Item 4 f)  Any other material change in the issuer's business or corporate
 structure including but not limited to, if the issuer is a registered 
closed-end investment company, any plans or proposals to make any changes 
in its investment policy for which a vote is required by section 13 of 
the Investment Company Act of 1940;

Item 4 g)  Changes in the issuer's charter, bylaws or instruments 
corresponding thereto or other actions which may impede the acquisition 
of control of the issuer by any person;

Item 4 h)  Causing a class of securities of the issuer to be delisted from 
a national securities exchange or to cease to be authorized to be quoted in 
an inter-dealer quotation system of a registered national securities
 association;

Item 4 i)  A class of equity securities of the issuer becoming eligible for
 termination of registration pursuant to Section 12(g)(4) of the Act; or

Item 4 j)  Any action similar to any of those enumerated above.

Item 5.Interest in Securities of the Issuer
Item 5 a)  As of the date of this Statement, the Purchaser beneficially 
owned an aggregate of 517,090 shares of Common Stock, 500,000 shares of
Convertible Preferred Stock, Series A and 710,687 Common 
Stock Purchase Warrants which are currently exercisable.

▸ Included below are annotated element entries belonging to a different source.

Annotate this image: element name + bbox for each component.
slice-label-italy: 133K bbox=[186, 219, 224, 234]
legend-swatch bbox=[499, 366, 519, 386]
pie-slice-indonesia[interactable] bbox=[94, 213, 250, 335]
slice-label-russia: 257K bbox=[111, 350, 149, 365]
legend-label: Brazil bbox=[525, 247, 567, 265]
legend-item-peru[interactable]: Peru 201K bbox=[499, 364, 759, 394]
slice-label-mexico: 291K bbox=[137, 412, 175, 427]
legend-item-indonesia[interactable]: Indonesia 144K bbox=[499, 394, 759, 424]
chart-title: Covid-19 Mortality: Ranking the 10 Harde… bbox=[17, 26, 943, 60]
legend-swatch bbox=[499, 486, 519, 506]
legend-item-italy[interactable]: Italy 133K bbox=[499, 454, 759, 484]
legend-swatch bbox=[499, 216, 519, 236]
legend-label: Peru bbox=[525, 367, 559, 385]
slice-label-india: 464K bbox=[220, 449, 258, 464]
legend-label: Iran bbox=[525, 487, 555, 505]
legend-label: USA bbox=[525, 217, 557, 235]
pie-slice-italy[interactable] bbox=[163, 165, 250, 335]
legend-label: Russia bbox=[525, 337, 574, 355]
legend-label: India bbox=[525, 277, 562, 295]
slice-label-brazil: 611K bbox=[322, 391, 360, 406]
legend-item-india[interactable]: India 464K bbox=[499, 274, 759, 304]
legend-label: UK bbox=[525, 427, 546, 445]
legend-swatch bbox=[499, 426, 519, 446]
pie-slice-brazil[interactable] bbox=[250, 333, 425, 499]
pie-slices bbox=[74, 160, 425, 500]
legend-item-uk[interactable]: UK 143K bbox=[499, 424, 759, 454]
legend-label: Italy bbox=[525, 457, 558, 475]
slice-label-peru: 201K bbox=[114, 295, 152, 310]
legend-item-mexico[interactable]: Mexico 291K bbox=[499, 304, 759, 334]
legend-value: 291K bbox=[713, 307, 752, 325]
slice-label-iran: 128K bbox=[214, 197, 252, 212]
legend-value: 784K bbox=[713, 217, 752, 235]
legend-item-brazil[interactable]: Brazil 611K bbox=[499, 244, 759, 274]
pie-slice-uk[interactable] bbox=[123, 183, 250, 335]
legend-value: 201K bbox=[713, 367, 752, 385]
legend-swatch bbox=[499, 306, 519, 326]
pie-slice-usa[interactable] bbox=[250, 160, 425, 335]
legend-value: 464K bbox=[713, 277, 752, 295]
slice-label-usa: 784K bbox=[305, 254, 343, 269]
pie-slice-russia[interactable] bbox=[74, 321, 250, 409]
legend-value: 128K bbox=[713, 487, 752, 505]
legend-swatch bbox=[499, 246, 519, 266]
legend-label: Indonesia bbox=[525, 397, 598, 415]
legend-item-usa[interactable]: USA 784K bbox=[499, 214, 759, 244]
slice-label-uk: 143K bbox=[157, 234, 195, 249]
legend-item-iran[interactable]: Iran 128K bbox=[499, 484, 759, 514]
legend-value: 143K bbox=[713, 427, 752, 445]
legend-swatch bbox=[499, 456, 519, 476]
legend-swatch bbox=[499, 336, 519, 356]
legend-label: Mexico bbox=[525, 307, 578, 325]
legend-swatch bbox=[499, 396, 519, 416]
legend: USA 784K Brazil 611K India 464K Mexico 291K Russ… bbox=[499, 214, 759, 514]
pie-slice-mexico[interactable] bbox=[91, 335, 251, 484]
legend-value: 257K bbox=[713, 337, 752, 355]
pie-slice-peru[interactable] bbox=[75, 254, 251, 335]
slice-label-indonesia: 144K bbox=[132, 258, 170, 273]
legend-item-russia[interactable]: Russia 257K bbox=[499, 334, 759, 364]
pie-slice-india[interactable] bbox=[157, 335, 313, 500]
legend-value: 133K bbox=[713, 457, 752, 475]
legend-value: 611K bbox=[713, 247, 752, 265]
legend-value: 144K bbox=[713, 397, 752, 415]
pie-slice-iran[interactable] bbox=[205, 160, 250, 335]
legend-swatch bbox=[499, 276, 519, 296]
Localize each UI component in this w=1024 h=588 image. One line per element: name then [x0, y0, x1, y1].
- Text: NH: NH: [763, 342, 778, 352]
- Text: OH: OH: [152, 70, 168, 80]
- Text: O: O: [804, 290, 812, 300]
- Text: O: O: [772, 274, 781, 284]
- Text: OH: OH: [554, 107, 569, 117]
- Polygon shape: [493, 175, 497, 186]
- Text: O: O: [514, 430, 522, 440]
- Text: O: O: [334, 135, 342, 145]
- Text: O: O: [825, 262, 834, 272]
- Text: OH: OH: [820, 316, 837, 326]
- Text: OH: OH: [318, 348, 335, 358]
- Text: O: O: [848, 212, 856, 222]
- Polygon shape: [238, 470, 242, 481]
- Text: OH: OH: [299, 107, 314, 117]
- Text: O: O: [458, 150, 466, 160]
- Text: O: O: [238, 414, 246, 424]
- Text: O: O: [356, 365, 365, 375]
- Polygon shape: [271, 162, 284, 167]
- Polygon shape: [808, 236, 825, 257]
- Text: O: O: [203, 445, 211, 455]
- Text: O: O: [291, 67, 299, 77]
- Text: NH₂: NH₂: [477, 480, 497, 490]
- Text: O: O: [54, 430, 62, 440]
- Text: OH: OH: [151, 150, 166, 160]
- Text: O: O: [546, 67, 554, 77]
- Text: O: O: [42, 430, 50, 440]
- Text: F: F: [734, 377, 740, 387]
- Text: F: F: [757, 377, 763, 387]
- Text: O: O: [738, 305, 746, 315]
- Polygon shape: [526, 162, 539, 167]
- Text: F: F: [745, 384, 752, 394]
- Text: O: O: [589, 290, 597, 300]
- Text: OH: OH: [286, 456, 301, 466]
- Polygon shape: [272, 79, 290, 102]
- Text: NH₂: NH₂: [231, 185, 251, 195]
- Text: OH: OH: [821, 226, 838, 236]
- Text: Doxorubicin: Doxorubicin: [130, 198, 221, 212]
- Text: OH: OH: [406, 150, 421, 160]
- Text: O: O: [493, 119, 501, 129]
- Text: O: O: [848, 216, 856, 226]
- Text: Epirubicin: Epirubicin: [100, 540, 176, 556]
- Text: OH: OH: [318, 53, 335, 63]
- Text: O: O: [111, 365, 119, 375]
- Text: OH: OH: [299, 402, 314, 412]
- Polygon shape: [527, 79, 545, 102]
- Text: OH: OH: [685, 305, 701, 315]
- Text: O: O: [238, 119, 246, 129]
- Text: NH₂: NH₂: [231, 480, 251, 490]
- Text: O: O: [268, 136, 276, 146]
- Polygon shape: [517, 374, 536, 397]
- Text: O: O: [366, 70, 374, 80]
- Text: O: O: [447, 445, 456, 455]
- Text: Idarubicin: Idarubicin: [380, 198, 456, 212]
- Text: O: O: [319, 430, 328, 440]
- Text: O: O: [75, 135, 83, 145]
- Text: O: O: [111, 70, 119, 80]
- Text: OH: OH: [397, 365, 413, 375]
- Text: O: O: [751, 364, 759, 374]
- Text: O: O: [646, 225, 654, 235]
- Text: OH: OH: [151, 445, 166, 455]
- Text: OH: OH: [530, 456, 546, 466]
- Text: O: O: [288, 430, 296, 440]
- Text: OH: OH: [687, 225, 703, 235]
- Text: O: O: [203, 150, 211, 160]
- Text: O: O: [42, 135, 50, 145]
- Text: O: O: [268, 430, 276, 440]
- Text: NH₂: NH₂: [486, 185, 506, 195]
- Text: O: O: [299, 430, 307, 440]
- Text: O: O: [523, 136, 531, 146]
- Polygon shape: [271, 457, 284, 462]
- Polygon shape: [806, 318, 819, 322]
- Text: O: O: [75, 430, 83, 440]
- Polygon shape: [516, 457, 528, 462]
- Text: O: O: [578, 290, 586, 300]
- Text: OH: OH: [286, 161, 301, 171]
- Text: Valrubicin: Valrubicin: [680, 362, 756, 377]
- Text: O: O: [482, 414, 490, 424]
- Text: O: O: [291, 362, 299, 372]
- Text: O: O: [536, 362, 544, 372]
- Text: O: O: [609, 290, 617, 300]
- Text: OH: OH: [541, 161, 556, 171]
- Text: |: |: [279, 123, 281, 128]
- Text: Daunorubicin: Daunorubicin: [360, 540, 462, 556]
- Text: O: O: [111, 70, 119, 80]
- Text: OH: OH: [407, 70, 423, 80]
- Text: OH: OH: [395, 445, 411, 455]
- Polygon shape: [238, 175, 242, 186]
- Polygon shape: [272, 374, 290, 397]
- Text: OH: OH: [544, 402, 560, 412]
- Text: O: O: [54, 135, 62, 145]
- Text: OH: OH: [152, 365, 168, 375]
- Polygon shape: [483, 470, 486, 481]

Each share of 
Series A Convertible Preferred Stock is convertible into two shares of
Common Stock. Such shares of Common Stock, Convertible Preferred Stock,
Series A and Common Stock Purchase Warrants represent 16.4% of the 
outstanding Common Stock of the Company, on an as converted basis, based 
upon 10,532,471 shares of Common Stock outstanding as of December 17, 1997.

Item 5 b)  The Purchaser has sole power to vote or direct the vote and 
sole power to dispose or direct the disposition of 517,090 shares of 
Common Stock, 500,00 shares of Convertible Preferred Stock, Series A
and 710,687 Common Stock Purchase Warrants that are owned.

Item 5 c)  On December 8, 1997 the Purchaser received 71,429 Common Stock 
Purchase warrants from the Company.  This Warrant issuance was a condition
of a transaction with the Company completed on a date prior to the 60 days.
As a result of the transaction described in Item 3 above, the number of 
warrants which were received on December 8, 1997 has been increased to 
196,430 with an exercise price of $.50 per share.

Item 5 d)  N/A

Item 5 e)  N/A

Item 6.  Contracts, Arrangements, Understandings or Relationship with
Respect to Securities of the Issuer.    None.

Item 7.  Material to be Filed as Exhibits:  None

SIGNATURES
After reasonable inquiry and to the best of my knowledge and belief, the
undersigned certifies that the information set forth in this Statement is
true, complete and correct.

Date:  January 8, 1998


/s/ James A. Gordon
- ----------------------
James A. Gordon 
President of Gordon Management, Inc.